Before you book This is the one thing I won’t summarise for you — whether your exact nationality and routing qualify is a call only the official rules can make. Check both against the official immigration rules (or your Chinese embassy) before you book flights.
4 · Getting to your hotel from the airport
Two easy ways, no Chinese number needed. DiDi (China’s Uber) now takes a foreign phone number and has an English app — set it up before you fly, link a card through Alipay, and it works like Uber. Or skip apps entirely: the Airport Express train runs from Capital (PEK) to Dongzhimen in about 35 minutes (¥25), and from Daxing (PKX) to Caoqiao in about 19 minutes (¥35). Pay the train by Alipay or WeChat — cash is awkward at the machines. Airport taxis are metered and queue outside; ignore anyone who approaches you inside the terminal.
Before you fly Download DiDi, and screenshot your hotel’s name and address in Chinese characters (ask the hotel, or copy it from the booking).
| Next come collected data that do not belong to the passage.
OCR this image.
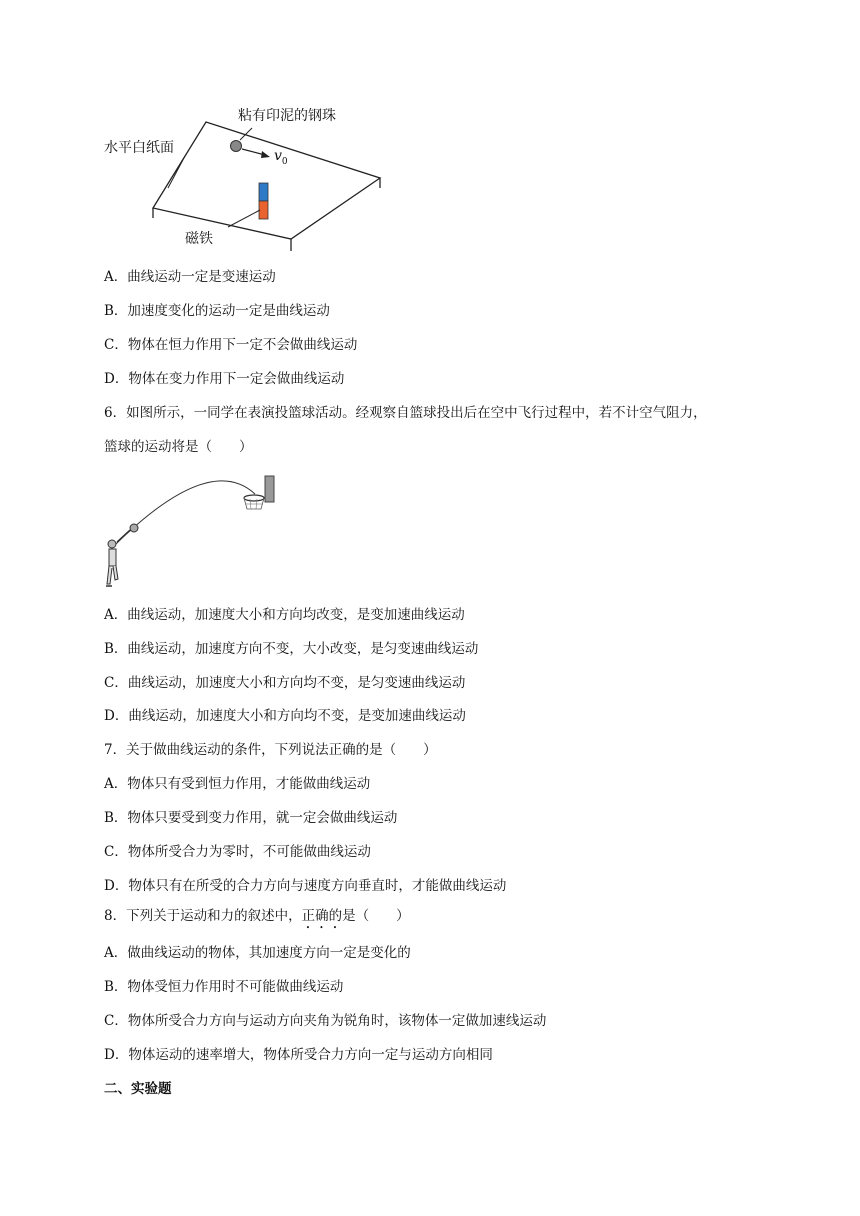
粘有印泥的钢珠
水平白纸面	$v_0$
磁铁
A．曲线运动一定是变速运动
B．加速度变化的运动一定是曲线运动
C．物体在恒力作用下一定不会做曲线运动
D．物体在变力作用下一定会做曲线运动
6．如图所示，一同学在表演投篮球活动。经观察自篮球投出后在空中飞行过程中，若不计空气阻力，
篮球的运动将是（　　）
A．曲线运动，加速度大小和方向均改变，是变加速曲线运动
B．曲线运动，加速度方向不变，大小改变，是匀变速曲线运动
C．曲线运动，加速度大小和方向均不变，是匀变速曲线运动
D．曲线运动，加速度大小和方向均不变，是变加速曲线运动
7．关于做曲线运动的条件，下列说法正确的是（　　）
A．物体只有受到恒力作用，才能做曲线运动
B．物体只要受到变力作用，就一定会做曲线运动
C．物体所受合力为零时，不可能做曲线运动
D．物体只有在所受的合力方向与速度方向垂直时，才能做曲线运动
8．下列关于运动和力的叙述中，正确的是（　　）
A．做曲线运动的物体，其加速度方向一定是变化的
B．物体受恒力作用时不可能做曲线运动
C．物体所受合力方向与运动方向夹角为锐角时，该物体一定做加速线运动
D．物体运动的速率增大，物体所受合力方向一定与运动方向相同
二、实验题
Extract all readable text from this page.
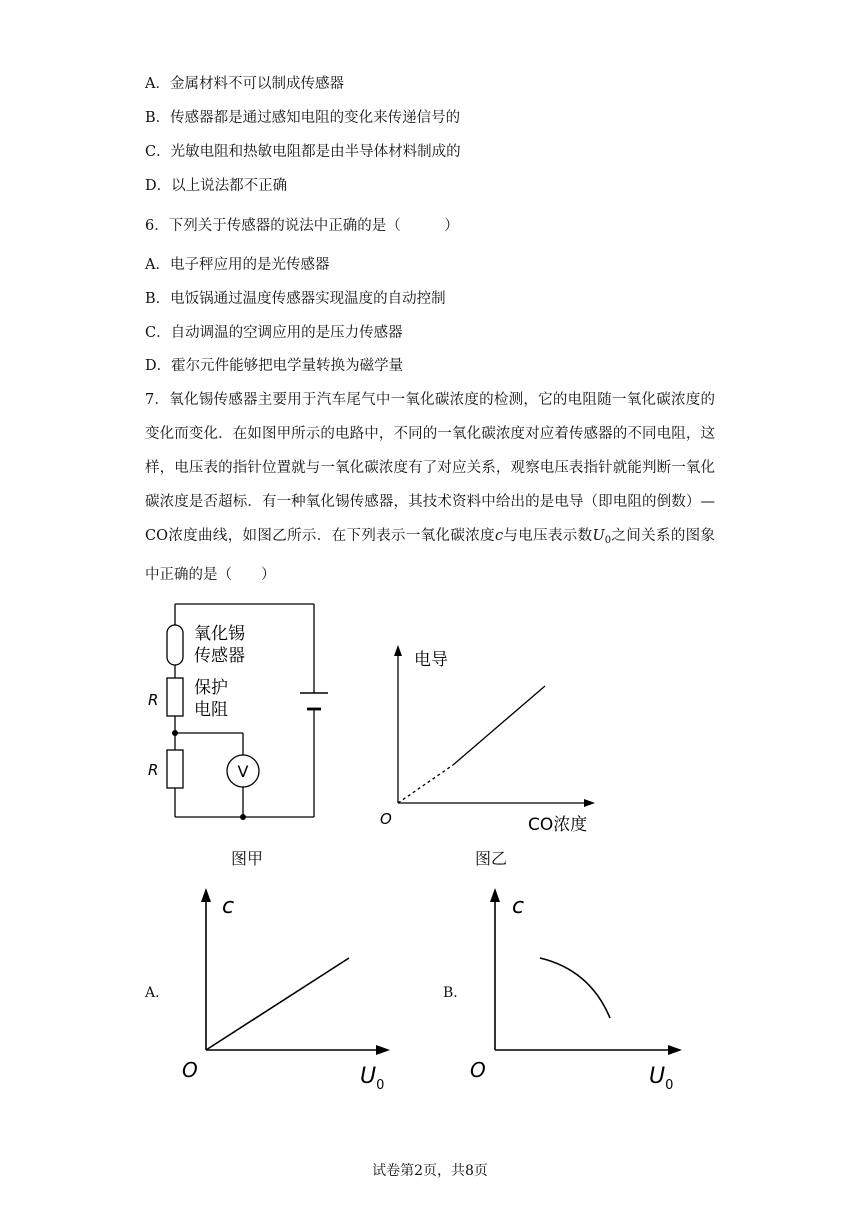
A．金属材料不可以制成传感器
B．传感器都是通过感知电阻的变化来传递信号的
C．光敏电阻和热敏电阻都是由半导体材料制成的
D．以上说法都不正确
6．下列关于传感器的说法中正确的是（　　　）
A．电子秤应用的是光传感器
B．电饭锅通过温度传感器实现温度的自动控制
C．自动调温的空调应用的是压力传感器
D．霍尔元件能够把电学量转换为磁学量
7．氧化锡传感器主要用于汽车尾气中一氧化碳浓度的检测，它的电阻随一氧化碳浓度的变化而变化．在如图甲所示的电路中，不同的一氧化碳浓度对应着传感器的不同电阻，这样，电压表的指针位置就与一氧化碳浓度有了对应关系，观察电压表指针就能判断一氧化碳浓度是否超标．有一种氧化锡传感器，其技术资料中给出的是电导（即电阻的倒数）—CO浓度曲线，如图乙所示．在下列表示一氧化碳浓度c与电压表示数$U_0$之间关系的图象中正确的是（　　）
V
氧化锡
传感器
保护
电阻
R
R
图甲
电导
CO浓度
O
图乙
A．
c
O	$U_0$
B．
c
O	$U_0$
试卷第2页，共8页
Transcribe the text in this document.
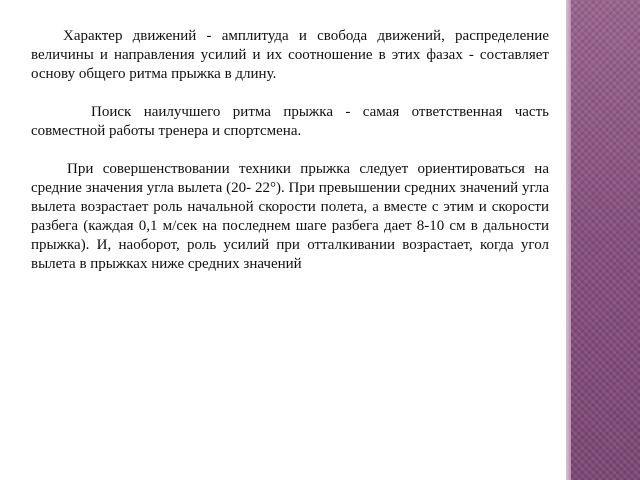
Характер движений - амплитуда и свобода движений, распределение величины и направления усилий и их соотношение в этих фазах - составляет основу общего ритма прыжка в длину.

Поиск наилучшего ритма прыжка - самая ответственная часть совместной работы тренера и спортсмена.

При совершенствовании техники прыжка следует ориентироваться на средние значения угла вылета (20- 22°). При превышении средних значений угла вылета возрастает роль начальной скорости полета, а вместе с этим и скорости разбега (каждая 0,1 м/сек на последнем шаге разбега дает 8-10 см в дальности прыжка). И, наоборот, роль усилий при отталкивании возрастает, когда угол вылета в прыжках ниже средних значений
Beijing addresses rarely land in English, and it’s the fastest thing to show a driver.
5 · You need a doctor, late, and no one nearby speaks English
The emergency numbers are 110 for police, 120 for an ambulance, 119 for fire — but an English-speaking operator isn’t guaranteed, so your fastest route to a real person is usually your hotel’s front desk, who can call and translate. For non-urgent care, Beijing United Family Hospital and other international clinics treat foreigners in English and bill the major travel insurers. For anything serious, your own embassy’s emergency line is the right call.
Before you fly Save 110 / 120 / 119 and your country’s embassy emergency number in Beijing to your phone now, while you’re calm and online. You won’t want to be searching under pressure.